EDITOR’S NOTE: The new film ‘Dark Waters’ that opens in theaters this weekend reminded me of a similar film, though unlike ‘Dark Waters,’ ‘The Rainmaker’ is fictional. Still, it might get you in the mood for another idealistic lawyer taking on a big corporation, and ‘The Rainmaker’ is readily available on DVD and various streaming sites. My review was published on Nov. 27, 1997, in the Deseret news.

In some ways, "John Grisham's The Rainmaker" plays not like a made-for-television movie — but like two made-for-television movies.

The main and most compelling story is a courtroom drama that pits a young, idealistic Memphis lawyer named Rudy Baylor (Matt Damon) against a huge insurance corporation, David-and-Goliath style.

Second to that is the story of the lawyer's relationship with a tragic young woman (Claire Danes) who is continually abused by her vicious husband.

Both are utterly predictable, and the second, in particular, brings nothing new to the table. (What it does offer is Danes, whose performance is sweet and touching, even when everything she does is overly familiar.)


     Claire Danes, Matt Damon, 'The Rainmaker'

The courtroom drama centers around the plight of a dirt-poor family whose son is dying of leukemia but whose claim has been denied by a heartless insurance company.

The company's high-rolling legal team is led by the renowned, if pompous Leo F. Drummond (Jon Voight), who is sure he can easily stomp on Rudy and his streetwise assistant Deck Shifflet (Danny DeVito).
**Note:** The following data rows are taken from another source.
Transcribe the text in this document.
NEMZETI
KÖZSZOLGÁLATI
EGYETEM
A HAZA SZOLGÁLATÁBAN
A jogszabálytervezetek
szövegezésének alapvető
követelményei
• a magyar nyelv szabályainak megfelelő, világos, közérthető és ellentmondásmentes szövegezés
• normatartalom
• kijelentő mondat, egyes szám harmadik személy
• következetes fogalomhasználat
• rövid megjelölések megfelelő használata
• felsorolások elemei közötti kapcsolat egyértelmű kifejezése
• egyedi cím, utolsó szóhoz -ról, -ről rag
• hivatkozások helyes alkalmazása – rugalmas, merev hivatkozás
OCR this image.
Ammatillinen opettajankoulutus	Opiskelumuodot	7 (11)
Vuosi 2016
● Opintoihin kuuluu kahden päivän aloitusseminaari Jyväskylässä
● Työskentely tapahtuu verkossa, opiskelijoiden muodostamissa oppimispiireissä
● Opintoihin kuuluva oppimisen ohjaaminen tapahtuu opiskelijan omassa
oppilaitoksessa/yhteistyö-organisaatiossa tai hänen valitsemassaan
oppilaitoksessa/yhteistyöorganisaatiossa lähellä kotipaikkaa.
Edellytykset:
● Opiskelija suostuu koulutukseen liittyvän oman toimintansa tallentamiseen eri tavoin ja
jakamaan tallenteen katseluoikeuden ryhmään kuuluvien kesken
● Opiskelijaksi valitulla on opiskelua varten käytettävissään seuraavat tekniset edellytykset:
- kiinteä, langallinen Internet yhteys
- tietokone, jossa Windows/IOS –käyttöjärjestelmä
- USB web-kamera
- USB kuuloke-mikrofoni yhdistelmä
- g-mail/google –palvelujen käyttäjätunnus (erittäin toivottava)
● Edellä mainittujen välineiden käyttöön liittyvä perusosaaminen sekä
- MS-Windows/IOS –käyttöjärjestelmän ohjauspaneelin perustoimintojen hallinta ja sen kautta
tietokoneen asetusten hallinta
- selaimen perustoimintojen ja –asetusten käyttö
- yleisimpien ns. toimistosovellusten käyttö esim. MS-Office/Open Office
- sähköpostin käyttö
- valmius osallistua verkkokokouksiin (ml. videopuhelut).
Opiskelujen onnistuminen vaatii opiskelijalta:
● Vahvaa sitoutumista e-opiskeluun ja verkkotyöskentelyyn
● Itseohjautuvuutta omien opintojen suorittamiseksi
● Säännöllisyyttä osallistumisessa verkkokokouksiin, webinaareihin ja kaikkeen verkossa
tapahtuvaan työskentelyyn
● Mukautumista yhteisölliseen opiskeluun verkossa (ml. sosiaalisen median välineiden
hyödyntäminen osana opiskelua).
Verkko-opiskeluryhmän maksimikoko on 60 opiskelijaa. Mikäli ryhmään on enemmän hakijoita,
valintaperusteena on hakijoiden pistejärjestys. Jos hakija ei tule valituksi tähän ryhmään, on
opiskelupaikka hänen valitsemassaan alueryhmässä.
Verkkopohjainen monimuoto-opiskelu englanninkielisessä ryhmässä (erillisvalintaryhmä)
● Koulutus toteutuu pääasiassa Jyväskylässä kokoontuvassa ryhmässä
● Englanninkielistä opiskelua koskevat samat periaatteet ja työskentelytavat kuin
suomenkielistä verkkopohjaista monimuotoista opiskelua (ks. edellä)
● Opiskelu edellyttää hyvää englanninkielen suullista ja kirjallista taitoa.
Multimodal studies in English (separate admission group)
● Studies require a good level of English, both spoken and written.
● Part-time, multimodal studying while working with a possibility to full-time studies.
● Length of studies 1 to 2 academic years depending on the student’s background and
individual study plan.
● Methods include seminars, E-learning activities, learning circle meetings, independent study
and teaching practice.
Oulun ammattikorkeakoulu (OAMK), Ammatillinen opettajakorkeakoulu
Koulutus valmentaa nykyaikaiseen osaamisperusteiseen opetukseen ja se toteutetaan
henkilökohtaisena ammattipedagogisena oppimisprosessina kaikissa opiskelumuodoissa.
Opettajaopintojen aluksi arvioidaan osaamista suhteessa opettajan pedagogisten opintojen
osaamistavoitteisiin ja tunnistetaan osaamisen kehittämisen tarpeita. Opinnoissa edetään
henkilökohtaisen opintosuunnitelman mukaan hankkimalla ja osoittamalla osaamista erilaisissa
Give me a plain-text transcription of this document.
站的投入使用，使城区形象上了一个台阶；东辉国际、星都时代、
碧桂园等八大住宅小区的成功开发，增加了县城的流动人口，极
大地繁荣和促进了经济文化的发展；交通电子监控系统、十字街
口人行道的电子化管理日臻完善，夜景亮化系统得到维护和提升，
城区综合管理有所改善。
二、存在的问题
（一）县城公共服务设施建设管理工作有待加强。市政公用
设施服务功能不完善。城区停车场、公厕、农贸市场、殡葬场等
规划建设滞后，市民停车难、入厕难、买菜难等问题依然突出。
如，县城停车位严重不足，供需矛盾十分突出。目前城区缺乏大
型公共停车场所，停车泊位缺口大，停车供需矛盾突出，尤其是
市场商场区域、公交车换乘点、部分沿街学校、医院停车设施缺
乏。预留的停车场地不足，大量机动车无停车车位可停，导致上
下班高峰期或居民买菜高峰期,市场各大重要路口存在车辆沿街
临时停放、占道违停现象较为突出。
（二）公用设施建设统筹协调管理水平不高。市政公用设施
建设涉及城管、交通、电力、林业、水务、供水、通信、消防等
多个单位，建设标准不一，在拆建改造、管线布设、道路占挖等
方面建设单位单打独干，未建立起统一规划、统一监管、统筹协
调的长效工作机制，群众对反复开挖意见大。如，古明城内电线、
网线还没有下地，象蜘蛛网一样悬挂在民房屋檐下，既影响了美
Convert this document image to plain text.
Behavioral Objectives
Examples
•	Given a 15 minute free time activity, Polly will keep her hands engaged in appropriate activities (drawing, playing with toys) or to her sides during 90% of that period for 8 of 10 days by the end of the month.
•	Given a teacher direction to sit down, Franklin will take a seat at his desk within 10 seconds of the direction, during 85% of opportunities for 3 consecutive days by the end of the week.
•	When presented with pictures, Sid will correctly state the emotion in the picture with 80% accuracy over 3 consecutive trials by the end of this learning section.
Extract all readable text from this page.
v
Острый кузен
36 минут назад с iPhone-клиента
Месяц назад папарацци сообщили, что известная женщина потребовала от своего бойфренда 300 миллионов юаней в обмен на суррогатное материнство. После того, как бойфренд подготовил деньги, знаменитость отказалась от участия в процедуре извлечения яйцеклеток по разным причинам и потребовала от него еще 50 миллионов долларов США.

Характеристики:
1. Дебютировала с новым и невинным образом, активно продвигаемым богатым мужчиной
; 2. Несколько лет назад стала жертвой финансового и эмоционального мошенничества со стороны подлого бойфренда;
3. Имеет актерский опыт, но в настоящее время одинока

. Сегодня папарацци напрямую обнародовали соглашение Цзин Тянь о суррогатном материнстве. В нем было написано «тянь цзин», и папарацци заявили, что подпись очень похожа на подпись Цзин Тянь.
What he doesn't count on is Rudy and Deck's tenacity — they believe in their clients and just won't let go.

As written and directed by Francis Ford Coppola (who stumbled last year with "Jack"), Grisham's novel never rises above its pulp roots, but the film is nonetheless slick and entertaining — and boasts some wonderful performances from its all-star cast. (Rudy's voiceover narration was written by Michael Herr in a way that is both clever and witty and which logically pushes the story along.)


  Danny DeVito, left, Matt Damon, 'The Rainmaker'

Damon is sincere and natural in the lead, DeVito brings some wonderful energy to the proceedings, Voight is appropriately smarmy as the opposing counsel, unbilled Danny Glover is dignified and warm as the judge and Mary Kay Place is heartbreaking as the leukemia victim's mother. (Johnny Whitworth, as her son, and Red West, as her nearly mute husband, are also quite good.) Roy Scheider as the insurance company's CEO and Randy Travis as a volatile juror, however, seem more like stunt casting.

In the end, this is crowd-pleasing entertainment. A little long (it doesn't need to run more than two hours) and overly predictable, but amusing and emotionally rewarding.

"John Grisham's The Rainmaker" is rated PG-13 for violence and some profanity.